O fato é que, depois que o trecho férreo foi terceirizado para a iniciativa privada em 1996, a estrutura desse modal se deteriorou. As belas locomotivas tornaram-se imensas sucatas abandonadas em pátios e barracões localizados próximos aos trilhos. O mesmo destino teve alguns vagões que, no passado, ajudaram a trazer o progresso para as cidades.
Foi nessa mesma época que a malha rodoviária deu um salto de modernidade. As estradas tornaram-se verdadeiros tapetes. Foram construídos postos de serviço para os usuários e pontos telefônicos foram instalados em trechos estratégicos da via para atender à necessidade dos motoristas. A população foi a principal beneficiária dessa transformação. Ironicamente as estradas paulistas, tal como a malha férrea, foram também privatizadas.

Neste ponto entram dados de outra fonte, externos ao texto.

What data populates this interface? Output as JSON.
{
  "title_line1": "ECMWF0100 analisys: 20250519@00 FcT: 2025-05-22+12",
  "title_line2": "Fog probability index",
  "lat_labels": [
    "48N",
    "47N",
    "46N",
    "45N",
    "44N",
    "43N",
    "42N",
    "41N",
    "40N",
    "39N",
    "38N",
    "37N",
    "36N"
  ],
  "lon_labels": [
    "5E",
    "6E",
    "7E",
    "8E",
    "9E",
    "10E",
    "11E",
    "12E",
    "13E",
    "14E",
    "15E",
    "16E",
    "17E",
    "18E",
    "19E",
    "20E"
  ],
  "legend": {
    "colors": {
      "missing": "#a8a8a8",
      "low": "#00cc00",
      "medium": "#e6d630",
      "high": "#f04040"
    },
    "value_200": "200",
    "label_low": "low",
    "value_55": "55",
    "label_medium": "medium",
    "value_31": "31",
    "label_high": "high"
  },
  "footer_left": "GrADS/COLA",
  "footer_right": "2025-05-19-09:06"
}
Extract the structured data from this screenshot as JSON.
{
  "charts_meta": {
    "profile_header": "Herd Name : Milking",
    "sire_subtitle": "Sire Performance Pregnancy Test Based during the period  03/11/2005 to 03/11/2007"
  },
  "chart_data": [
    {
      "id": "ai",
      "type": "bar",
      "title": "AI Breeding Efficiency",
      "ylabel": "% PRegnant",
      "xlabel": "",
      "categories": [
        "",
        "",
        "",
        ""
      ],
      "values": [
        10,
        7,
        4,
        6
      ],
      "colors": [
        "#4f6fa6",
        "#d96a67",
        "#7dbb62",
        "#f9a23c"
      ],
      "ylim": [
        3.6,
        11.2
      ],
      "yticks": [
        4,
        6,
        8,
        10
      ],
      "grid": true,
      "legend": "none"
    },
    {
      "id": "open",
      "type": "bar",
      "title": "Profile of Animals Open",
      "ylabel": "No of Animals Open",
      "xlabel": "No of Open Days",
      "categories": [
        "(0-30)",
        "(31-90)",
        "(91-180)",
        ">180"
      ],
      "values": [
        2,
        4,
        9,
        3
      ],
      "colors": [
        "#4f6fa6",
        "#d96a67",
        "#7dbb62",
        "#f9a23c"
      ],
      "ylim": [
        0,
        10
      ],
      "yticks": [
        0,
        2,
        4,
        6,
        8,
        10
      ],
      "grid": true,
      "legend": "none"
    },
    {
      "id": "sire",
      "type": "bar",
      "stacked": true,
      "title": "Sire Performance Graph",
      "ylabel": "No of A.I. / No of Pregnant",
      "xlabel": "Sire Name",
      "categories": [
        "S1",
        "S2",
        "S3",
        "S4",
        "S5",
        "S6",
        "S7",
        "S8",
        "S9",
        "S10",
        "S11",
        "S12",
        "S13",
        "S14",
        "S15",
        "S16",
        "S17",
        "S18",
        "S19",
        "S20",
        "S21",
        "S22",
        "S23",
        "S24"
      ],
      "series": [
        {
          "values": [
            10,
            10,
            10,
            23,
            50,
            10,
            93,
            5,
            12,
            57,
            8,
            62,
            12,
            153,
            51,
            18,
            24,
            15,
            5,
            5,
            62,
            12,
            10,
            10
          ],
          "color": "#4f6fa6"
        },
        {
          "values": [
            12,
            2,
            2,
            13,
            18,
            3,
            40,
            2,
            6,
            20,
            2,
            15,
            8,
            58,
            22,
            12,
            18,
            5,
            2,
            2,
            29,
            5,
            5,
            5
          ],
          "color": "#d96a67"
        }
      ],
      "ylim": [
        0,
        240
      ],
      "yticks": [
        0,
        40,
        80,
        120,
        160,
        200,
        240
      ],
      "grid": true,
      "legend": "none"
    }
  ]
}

O caminho do desenvolvimento de um país passa pela soma de três principais meios de transporte: rodo, hidro e ferroviário. Em relação aos dois primeiros modais citados, é visível a conservação estrutural. Já a malha férrea paulista que passa na região centro-oeste é uma vergonha. Os trilhos apresentam-se deteriorados, com seus dormentes podres. Nos trechos onde a malha corta a cidade, as passagens de níveis se apresentam sem cancelas e , muitas vezes, sem uma sinalização adequada indicativa.
É preciso uma ação mais concreta daqueles que são responsáveis pela conservação da malha ferroviária. Afinal de contas, o progresso também pode vir pelos trilhos.